Les explications du général DRH de la Gendarmerie manquent cruellement de crédibilité, car elles sont clairement déconnectées de la réalité du terrain ! Ce n’est peut-être même pas de sa faute, car, pour l’avoir pratiqué, les remontées partent toujours très défavorables de la base pour arriver très convenable sur le bureau du DG une fois qu’elles ont gravi tous les échelons hiérarchiques.
La gendarmerie fonctionne de façon stalinienne dira-t-on… bref.
Revenons en aux arguments déployés ici :
– « Recrutement stable » […] mais à quel prix ? Bien qu’il affirme que le recrutement reste constant, il omet de mentionner les conséquences de cette stabilité, obtenue au prix d’une baisse significative des seuils de recrutement (notes obtenues au concours) et d’une réduction des exigences aux épreuves sportives.
– « Problème générationnel ? » : Il évoque une supposée incapacité de la jeune génération à durer, ce qui, avouons-le, est peu flatteur.
Pourtant, cette analyse est partiellement erronée.
1. Effectivement, le niveau général du recrutement a baissé, ce qui impacte directement l’implication des personnels, entraînant de nombreux départs de jeunes dans les cinq années suivant leur incorporation.
2. Cependant, les jeunes découvrent aujourd’hui une société marquée par une violence sans précédent comparée à celle d’il y a 20 ans, avec un niveau de délinquance en forte explosion. En face, une gendarmerie insuffisamment équipée, avec des moyens et des effectifs loin d’être à la hauteur, les expose à une pression intense. Les 100 heures par semaine sont heureusement exceptionnelles, mais des semaines de 60 heures effectives restent courantes dans certaines unités.
– Évoquons l’accumulation des facteurs de découragement : Rafale de violences subies, confrontation régulière à la mort, dossiers judiciaires complexes en cascade, tensions avec certains magistrats peu favorables aux forces de l’ordre, et pression hiérarchique exacerbée par un système militaire rigide où l’obligation de se taire est omniprésente. À cela s’ajoutent les délinquants qui se montrent de plus en plus impunis et provocateurs, renforçant le sentiment d’abandon chez les personnels.
– Logement de fonction
Avantage et inconvénient : s’il constitue un atout pour les jeunes débutants (quand il est salubre), le logement de fonction devient un frein pour ceux qui souhaitent accéder à la propriété en milieu de carrière, aggravé par les impératifs de mobilité et les déménagements fréquents.

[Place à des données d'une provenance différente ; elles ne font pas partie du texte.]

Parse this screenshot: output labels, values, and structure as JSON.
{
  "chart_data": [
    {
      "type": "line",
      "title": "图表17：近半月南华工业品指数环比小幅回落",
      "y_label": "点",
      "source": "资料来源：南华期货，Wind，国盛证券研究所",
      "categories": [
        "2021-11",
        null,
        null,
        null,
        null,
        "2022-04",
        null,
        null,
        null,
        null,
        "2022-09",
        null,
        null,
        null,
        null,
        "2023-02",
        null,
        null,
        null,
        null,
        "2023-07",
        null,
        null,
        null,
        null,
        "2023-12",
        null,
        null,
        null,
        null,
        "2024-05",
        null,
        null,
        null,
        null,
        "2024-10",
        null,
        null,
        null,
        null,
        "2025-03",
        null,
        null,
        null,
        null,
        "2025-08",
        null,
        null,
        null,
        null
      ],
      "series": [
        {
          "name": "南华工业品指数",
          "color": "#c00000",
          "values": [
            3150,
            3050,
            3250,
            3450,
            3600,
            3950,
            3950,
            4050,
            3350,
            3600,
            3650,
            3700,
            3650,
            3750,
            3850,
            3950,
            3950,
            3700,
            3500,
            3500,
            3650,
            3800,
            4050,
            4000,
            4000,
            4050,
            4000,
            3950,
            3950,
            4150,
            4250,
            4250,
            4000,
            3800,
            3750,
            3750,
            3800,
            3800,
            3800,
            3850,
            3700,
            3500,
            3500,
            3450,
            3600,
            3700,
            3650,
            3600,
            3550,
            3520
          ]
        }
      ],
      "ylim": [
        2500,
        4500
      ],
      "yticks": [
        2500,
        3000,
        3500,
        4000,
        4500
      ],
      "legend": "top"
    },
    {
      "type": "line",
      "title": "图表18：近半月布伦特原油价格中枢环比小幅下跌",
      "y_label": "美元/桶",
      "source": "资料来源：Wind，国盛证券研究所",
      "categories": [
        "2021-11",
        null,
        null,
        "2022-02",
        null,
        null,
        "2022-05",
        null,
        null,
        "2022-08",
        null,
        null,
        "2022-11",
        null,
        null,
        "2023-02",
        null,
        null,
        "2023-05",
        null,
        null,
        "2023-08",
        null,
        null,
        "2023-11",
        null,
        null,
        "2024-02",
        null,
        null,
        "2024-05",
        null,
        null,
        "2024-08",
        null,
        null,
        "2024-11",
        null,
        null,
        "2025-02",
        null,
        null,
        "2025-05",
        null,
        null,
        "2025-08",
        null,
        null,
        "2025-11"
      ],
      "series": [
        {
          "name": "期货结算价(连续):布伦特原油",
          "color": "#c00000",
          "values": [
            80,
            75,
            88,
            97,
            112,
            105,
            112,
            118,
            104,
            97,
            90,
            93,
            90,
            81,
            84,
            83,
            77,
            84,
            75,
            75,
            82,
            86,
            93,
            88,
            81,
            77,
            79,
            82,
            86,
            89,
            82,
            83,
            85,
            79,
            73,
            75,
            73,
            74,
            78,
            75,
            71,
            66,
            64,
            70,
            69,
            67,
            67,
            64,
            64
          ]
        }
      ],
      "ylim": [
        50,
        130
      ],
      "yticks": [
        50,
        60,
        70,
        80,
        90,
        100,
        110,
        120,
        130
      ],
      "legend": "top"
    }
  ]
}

– Perte de repères patriotiques
Depuis plusieurs décennies, le sentiment national et patriotique a été érodé par les politiques, devenant presque tabou en dehors des casernes. Cette dissonance croissante entre le système militaire traditionnel et une société en mutation laisse certains gendarmes désemparés, ne sachant plus quel lien entretenir avec cette société.
– Plus tabou enfin, la vaccination obligatoire : un autre élément dissuasif pour certains reste la vaccination contre le Covid-19, encore imposée aux jeunes recrues et aux militaires partant en OPEX.